Lei ha querelato la Bindi con accuse pesanti. Spera davvero di trascinarla in tribunale o pensa a una transazione? No, Rosy Bindi deve rispondere davanti al giudice di un atto che io giudico infame sul piano politico, volgare sul piano umano e anticostituzionale sul piano istituzionale. L’atto compiuto dall’onorevole Rosaria Bindi, detta vezzosamente Rosy, è di una gravità inaudita. È un atto che sarebbe considerato eversivo anche in un Paese dell’America Latina. Una persona che a sei ore dal silenzio elettorale tira fuori affermazioni del tutto campate in aria, assolutamente diffamatorie, relative a una vicenda di 17 anni prima che riguarda una vertenza di lavoro, è qualcosa di indegno e di infame che va perseguito, fino all’ultimo. Quindi non è un problema di immagine: io le elezioni le ho vinte comunque. È un problema di principii e di dignità della persona. Sono quelle cose per le quali, chi la pensa come me, è disponibile a morire. Ed è la ragione per la quale, nonostante i problemi della Legge Severino, ho deciso di andare avanti: per difendere un principio di libertà. Il problema mio non è, ovviamente, nei confronti della magistratura, verso la quale riconfermo il mio totale rispetto e fiducia. La mia polemica è contro un Parlamento che è un «chiacchierificio», contro l’opportunismo di chi dovrebbe decidere e ha paura di decidere per il timore di apparire non coerente nell’anticamorrismo. Idiozie pure. Devo dire che, in tutto questo, la cosa più intelligente è stata detta, come sempre, da Raffaele Cantone. Il quale ha sottolineato in maniera elegante, com’è suo costume, che forse è il caso di fare un tagliando alla Legge Severino.

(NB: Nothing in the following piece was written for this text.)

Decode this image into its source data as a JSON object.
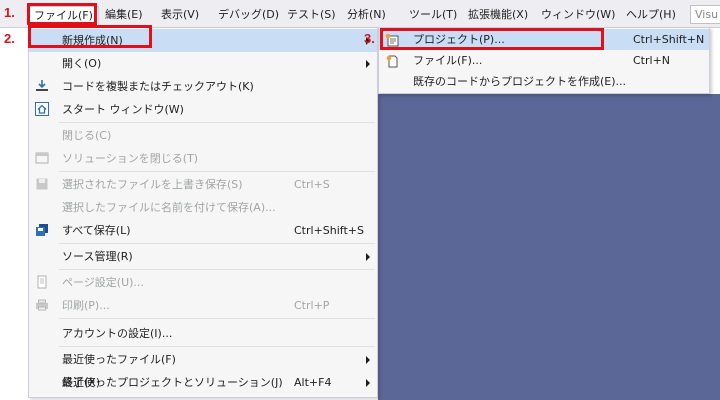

Eccoci dunque alla Legge Severino. Alcuni suoi avversari sostengono che lei abbia alzato il tiro contro la Bindi per guadagnare tempo in vista della partita più difficile, la sospensione prevista come condannato in primo grado per abuso d’ufficio. Molti dicono che occorre quasi certamente una legge ad personam. Secondo lei Matteo Renzi come farà a venire a capo di questo problema?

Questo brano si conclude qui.